En cambio las virtudes evangélicas son muy distintas. No tratan de cómo
alguien puede desenvolverse mejor en este mundo, sino en cómo éste puede responder
a la voluntad de Dios. No tratan tampoco de cómo alguien puede afirmarse a sí
mismo, sino en cómo éste puede negarse a sí mismo hasta que Dios pase a ser el
foco que atrae su conciencia. La realización no está en este mundo. Los
evangelios, escritos que están bastante lejanos de las encíclicas paulinas,
tratan de los dichos y hechos de Jesús. Jesús enseñó con su ejemplo y habló de
Dios como padre amoroso, su Reino y sobre cómo un seguidor puede acceder a este
reino. Esa enseñanza es eminentemente moral y consiste en seguir el ejemplo de
Jesús y sus virtudes. Algunas de ellas
son la gratitud a Dios, la bondad y la rectitud hacia los demás, el perdón, la humildad,
la sencillez y la modestia, el sacrificio y la caridad, la veracidad y la
alegría, y, la más difícil de todas, el amor al prójimo.

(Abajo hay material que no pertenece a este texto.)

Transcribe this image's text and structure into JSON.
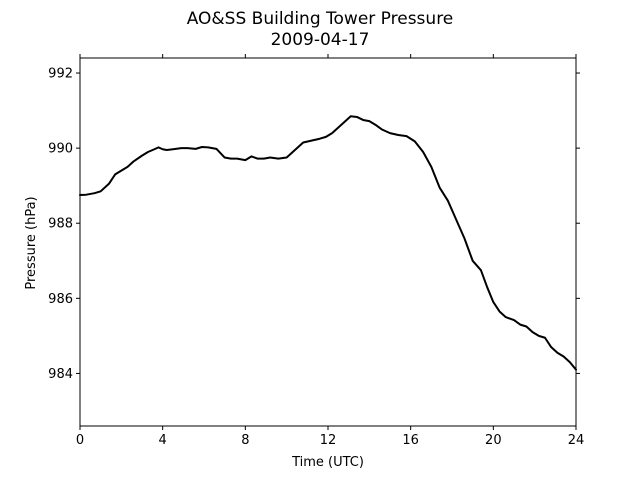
{
  "chart_data": {
    "type": "line",
    "title": "AO&SS Building Tower Pressure",
    "subtitle": "2009-04-17",
    "xlabel": "Time (UTC)",
    "ylabel": "Pressure (hPa)",
    "xlim": [
      0,
      24
    ],
    "ylim": [
      982.6,
      992.4
    ],
    "xticks": [
      0,
      4,
      8,
      12,
      16,
      20,
      24
    ],
    "yticks": [
      984,
      986,
      988,
      990,
      992
    ],
    "grid": false,
    "line_color": "#000000",
    "series": [
      {
        "x": [
          0,
          0.3,
          0.7,
          1.0,
          1.4,
          1.7,
          2.0,
          2.3,
          2.6,
          3.0,
          3.3,
          3.6,
          3.8,
          4.0,
          4.2,
          4.5,
          4.9,
          5.2,
          5.6,
          5.9,
          6.2,
          6.6,
          7.0,
          7.3,
          7.6,
          8.0,
          8.3,
          8.6,
          8.9,
          9.2,
          9.6,
          10.0,
          10.4,
          10.8,
          11.2,
          11.6,
          11.9,
          12.2,
          12.5,
          12.8,
          13.1,
          13.4,
          13.7,
          14.0,
          14.3,
          14.6,
          15.0,
          15.4,
          15.8,
          16.2,
          16.6,
          17.0,
          17.4,
          17.8,
          18.2,
          18.6,
          19.0,
          19.4,
          19.7,
          20.0,
          20.3,
          20.6,
          21.0,
          21.3,
          21.6,
          21.9,
          22.2,
          22.5,
          22.8,
          23.1,
          23.4,
          23.7,
          24.0
        ],
        "y": [
          988.75,
          988.76,
          988.8,
          988.85,
          989.05,
          989.3,
          989.4,
          989.5,
          989.65,
          989.8,
          989.9,
          989.97,
          990.02,
          989.97,
          989.95,
          989.97,
          990.0,
          990.0,
          989.98,
          990.03,
          990.02,
          989.98,
          989.75,
          989.72,
          989.72,
          989.68,
          989.78,
          989.72,
          989.72,
          989.75,
          989.72,
          989.75,
          989.95,
          990.15,
          990.2,
          990.25,
          990.3,
          990.4,
          990.55,
          990.7,
          990.85,
          990.83,
          990.75,
          990.72,
          990.62,
          990.5,
          990.4,
          990.35,
          990.32,
          990.18,
          989.9,
          989.5,
          988.95,
          988.6,
          988.1,
          987.6,
          987.0,
          986.75,
          986.3,
          985.9,
          985.65,
          985.5,
          985.42,
          985.3,
          985.25,
          985.1,
          985.0,
          984.95,
          984.7,
          984.55,
          984.45,
          984.3,
          984.1
        ]
      }
    ]
  }
}
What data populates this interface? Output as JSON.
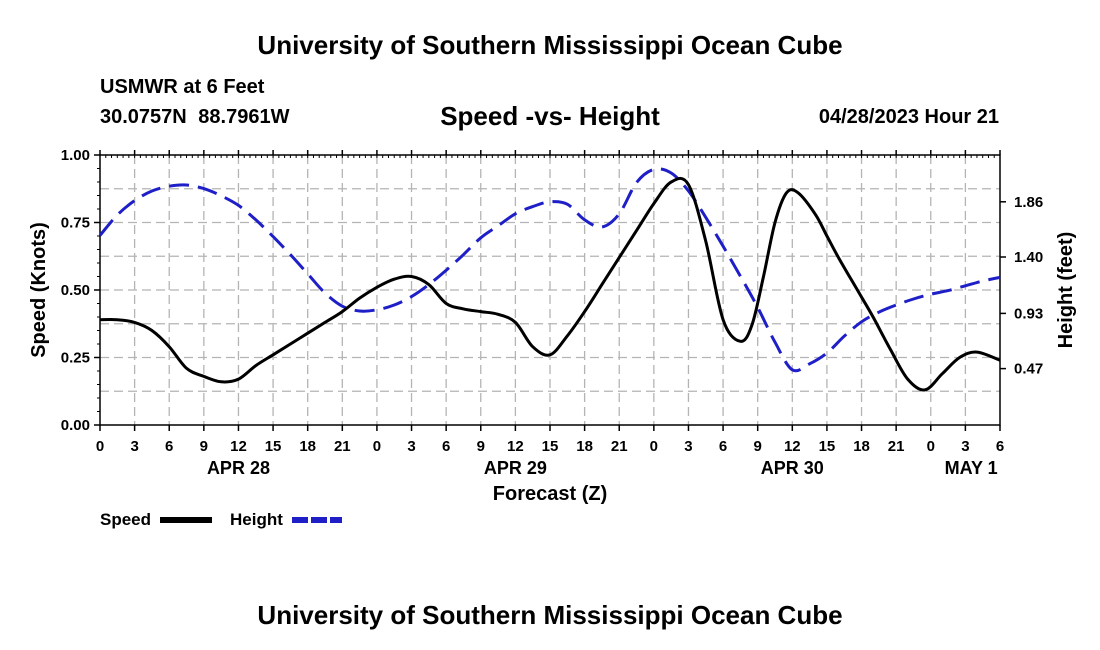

La pregunta que viene es ¿cómo podemos estar seguros que actuar según
estas virtudes responden a la voluntad de Dios? Evidentemente, los cristianos
no deben tener ningún problema, ya que según su fe, Jesús es la segunda persona
de la divina Trinidad y es, por tanto, Dios, tremenda idea que arrancó con san
Pablo, quien no era precisamente evangelista y tenía una teología bastante
particular sobre que el pecado del mundo requería ser redimido por un “ungido”.
Sin embargo, para los no creyentes en la divinidad de Jesús esta respuesta no
es creíble, pues ahora se sabe que Dios no es antropométrico, sino que es tan misterioso
y poderoso como, por ejemplo, ser el creador de un universo que contiene miles
de millones de galaxias, conocimiento que los obispos del concilio de Nicea
(325), que vivían en la era del hierro, no sospechaban. Algunos de nuestros contemporáneos
suponen ahora que la naturaleza de Jesús es sólo humana. No obstante quisieran
saber cómo Jesús pudo hablarnos con tanta seguridad de Dios y su Reino y
decirnos con verdad cuál es su voluntad.